Friday, September 29, 2006

Being Raised Catholic

I am one of the minority of people my age who was raised in an abuse-free, relatively peaceful home. I was raised as an only child by my paternal grandparents who loved and treasured me to the point of spoiling me rotten. They raised me on a small living, and although most of clothing and toys were thrift store bargains, I never suffered for lack of feeling wanted and enjoyed.

They were always home when I came home from school and there was always something cooking on the stove. The house was modest and clean. They always dropped what they were doing to ask me how my day was.
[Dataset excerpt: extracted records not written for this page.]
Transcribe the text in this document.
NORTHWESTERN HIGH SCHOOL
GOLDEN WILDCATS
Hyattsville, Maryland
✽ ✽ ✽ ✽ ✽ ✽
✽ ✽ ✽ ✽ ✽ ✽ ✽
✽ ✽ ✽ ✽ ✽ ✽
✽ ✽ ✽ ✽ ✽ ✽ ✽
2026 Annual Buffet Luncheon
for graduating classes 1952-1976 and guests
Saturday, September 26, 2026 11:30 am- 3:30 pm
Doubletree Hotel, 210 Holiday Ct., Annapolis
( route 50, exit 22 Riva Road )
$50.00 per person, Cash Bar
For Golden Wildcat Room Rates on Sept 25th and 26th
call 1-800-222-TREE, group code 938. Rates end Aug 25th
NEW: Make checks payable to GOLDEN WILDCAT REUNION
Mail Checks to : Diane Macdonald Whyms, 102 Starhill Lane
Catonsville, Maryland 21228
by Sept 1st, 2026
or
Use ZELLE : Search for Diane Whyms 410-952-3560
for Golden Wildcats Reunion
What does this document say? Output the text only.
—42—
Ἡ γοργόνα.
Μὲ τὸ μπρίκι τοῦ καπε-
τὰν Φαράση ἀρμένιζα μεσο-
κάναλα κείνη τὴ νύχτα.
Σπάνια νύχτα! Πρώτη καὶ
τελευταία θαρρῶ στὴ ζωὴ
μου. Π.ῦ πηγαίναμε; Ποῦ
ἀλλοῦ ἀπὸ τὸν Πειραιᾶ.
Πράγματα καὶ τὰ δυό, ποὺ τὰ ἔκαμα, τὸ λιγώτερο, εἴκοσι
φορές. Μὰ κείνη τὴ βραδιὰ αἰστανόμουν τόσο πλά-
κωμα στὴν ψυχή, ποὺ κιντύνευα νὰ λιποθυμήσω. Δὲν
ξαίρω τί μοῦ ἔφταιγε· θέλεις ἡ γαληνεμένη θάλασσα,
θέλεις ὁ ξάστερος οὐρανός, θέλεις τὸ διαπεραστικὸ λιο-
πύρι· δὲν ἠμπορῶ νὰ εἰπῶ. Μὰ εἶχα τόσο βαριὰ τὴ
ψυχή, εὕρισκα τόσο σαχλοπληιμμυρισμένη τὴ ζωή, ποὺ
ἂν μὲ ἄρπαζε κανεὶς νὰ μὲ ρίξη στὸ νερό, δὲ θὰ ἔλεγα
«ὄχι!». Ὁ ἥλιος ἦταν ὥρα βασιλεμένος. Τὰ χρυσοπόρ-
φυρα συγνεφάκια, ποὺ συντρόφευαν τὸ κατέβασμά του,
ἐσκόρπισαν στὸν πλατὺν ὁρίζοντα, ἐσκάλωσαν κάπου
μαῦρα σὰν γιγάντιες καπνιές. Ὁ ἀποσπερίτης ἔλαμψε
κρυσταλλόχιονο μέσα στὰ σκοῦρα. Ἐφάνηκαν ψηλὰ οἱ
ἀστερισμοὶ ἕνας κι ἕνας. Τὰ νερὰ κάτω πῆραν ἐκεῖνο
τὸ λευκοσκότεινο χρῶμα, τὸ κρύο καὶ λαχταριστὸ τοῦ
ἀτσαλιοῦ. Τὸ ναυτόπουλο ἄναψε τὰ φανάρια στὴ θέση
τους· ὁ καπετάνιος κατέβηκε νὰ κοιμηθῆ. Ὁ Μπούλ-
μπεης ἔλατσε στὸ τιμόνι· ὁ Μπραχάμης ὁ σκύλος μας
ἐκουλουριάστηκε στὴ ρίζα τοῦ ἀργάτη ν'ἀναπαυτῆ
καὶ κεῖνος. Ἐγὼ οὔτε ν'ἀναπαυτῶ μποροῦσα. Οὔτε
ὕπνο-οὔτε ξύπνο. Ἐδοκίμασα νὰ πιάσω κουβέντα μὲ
They fed me well and taught me to play Canasta and always looked me in the eye and paid attention. They were amazing parents and what made them amazing is that, at retirement age when other folks chose to travel and relax from raising children and the daily drudge of family concerns, my grandparents chose instead to raise me.

Living with older folks can be an adventure. I went to kindergarden thinking the fridge was an "ice box" and the couch was a "divan" and knowing all the words to songs like Mac The Knife. I knew who the Maguire Sisters were but had never heard of the Pointer Sisters. This made me feel special, like knowing a secret language no one else my age knew. But as I grew older and hit the teen years, my grandfather passed away and my poor grandma was left holding my rebellious hand alone. We both survived somehow. My gram is now closing in on 92 years and I am at my 36th birthday. She has been at my side through the birth of my eldest daughter, my marriage and divorce, and has seen me through personal suffering that has broken both of our hearts. She is an amazing lady and still my gentle, peaceful and very Catholic best-friend, even though we live across the country from one another. The greatest gift of all the countless gifts she has given me is my Catholic faith.
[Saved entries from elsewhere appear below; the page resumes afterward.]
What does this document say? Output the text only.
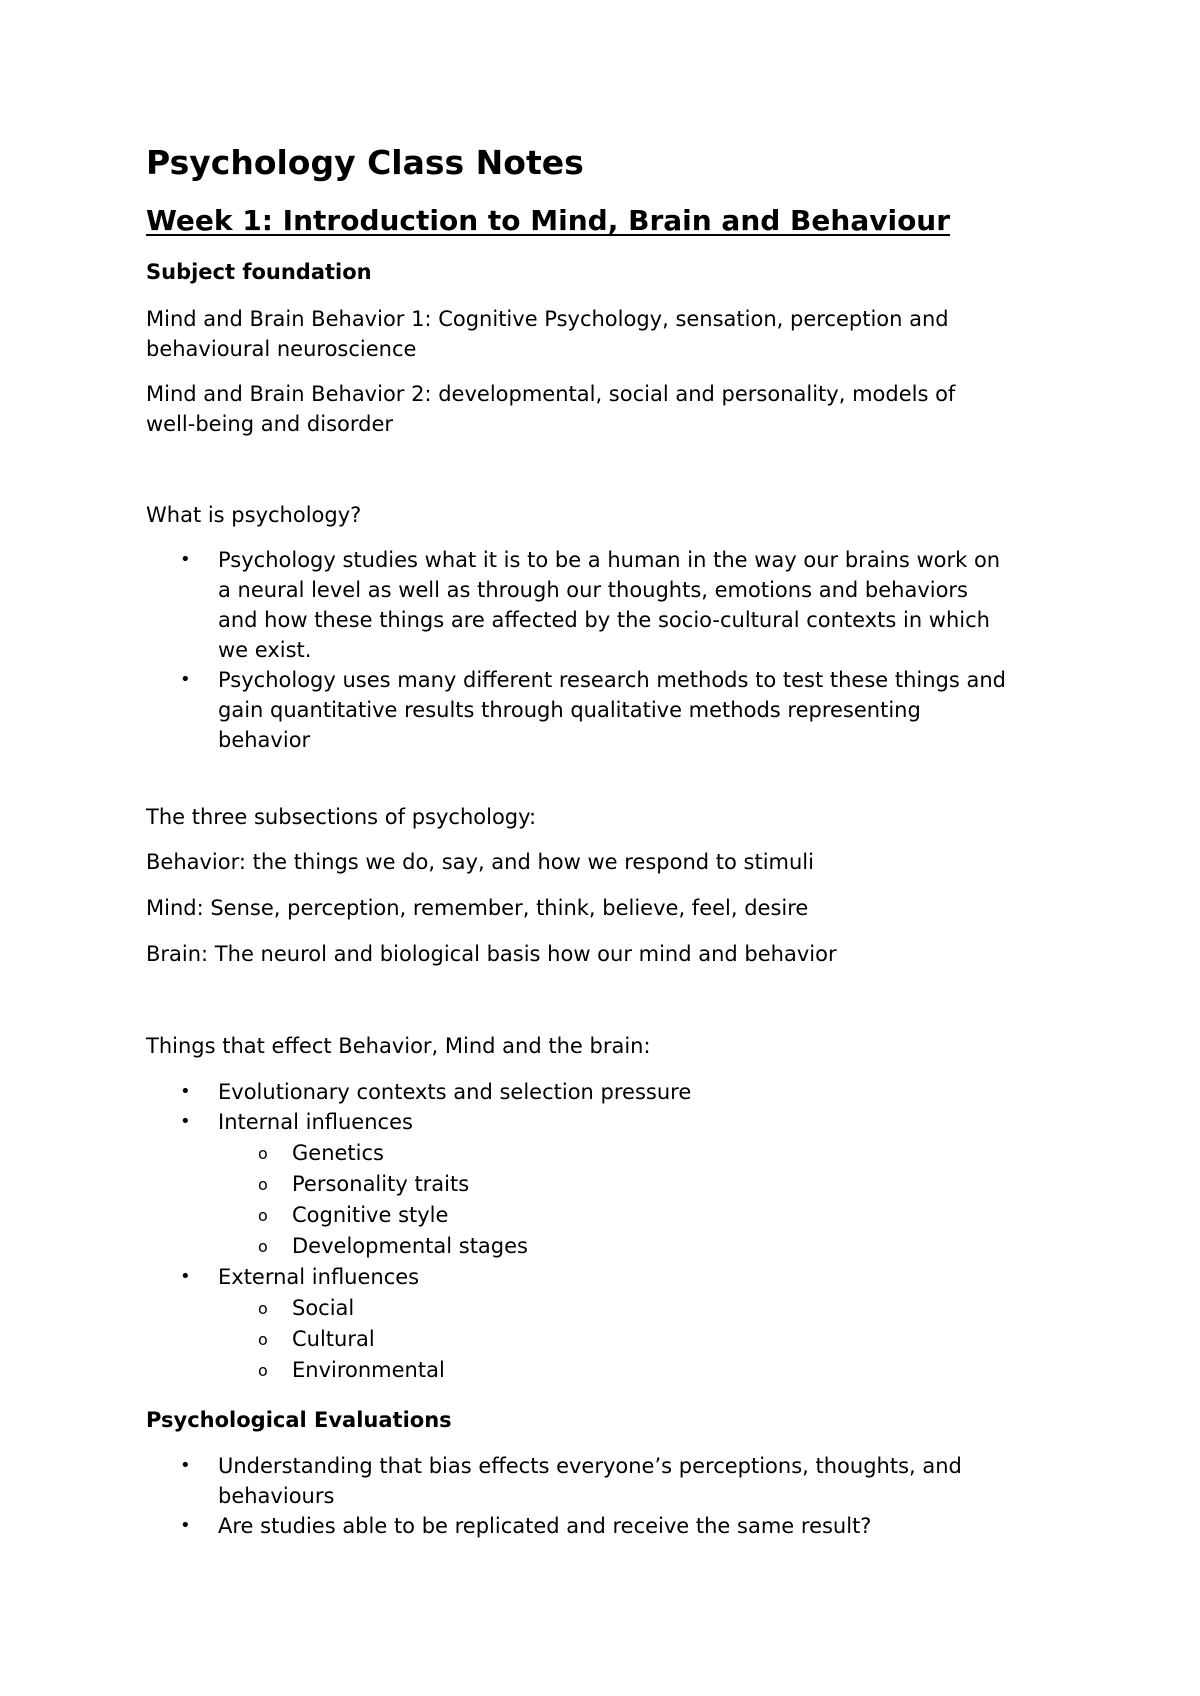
Psychology Class Notes
Week 1: Introduction to Mind, Brain and Behaviour
Subject foundation
Mind and Brain Behavior 1: Cognitive Psychology, sensation, perception and
behavioural neuroscience
Mind and Brain Behavior 2: developmental, social and personality, models of
well-being and disorder
What is psychology?
• Psychology studies what it is to be a human in the way our brains work on
a neural level as well as through our thoughts, emotions and behaviors
and how these things are affected by the socio-cultural contexts in which
we exist.
• Psychology uses many different research methods to test these things and
gain quantitative results through qualitative methods representing
behavior
The three subsections of psychology:
Behavior: the things we do, say, and how we respond to stimuli
Mind: Sense, perception, remember, think, believe, feel, desire
Brain: The neurol and biological basis how our mind and behavior
Things that effect Behavior, Mind and the brain:
• Evolutionary contexts and selection pressure
• Internal influences
o Genetics
o Personality traits
o Cognitive style
o Developmental stages
• External influences
o Social
o Cultural
o Environmental
Psychological Evaluations
• Understanding that bias effects everyone’s perceptions, thoughts, and
behaviours
• Are studies able to be replicated and receive the same result?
My grandmother made sure I attended Sunday Mass and even though she could not afford to send me to parochial school, she did make sure I went to CCD, and "made" all the sacraments. It is through her sacrifices that I learned about the work of love and that it is often difficult and feels unrewarding. It is through mothering my own children thatI have learned about loss and carrying our crosses daily. And with this, something the saints have always written about and what confuses so many good non-catholic christians, is the joy of giving of yourself, loving until it really hurts.

Real love does not require recipriciocity, nor does it expect it as a reward. It's fufillment is in loving itself.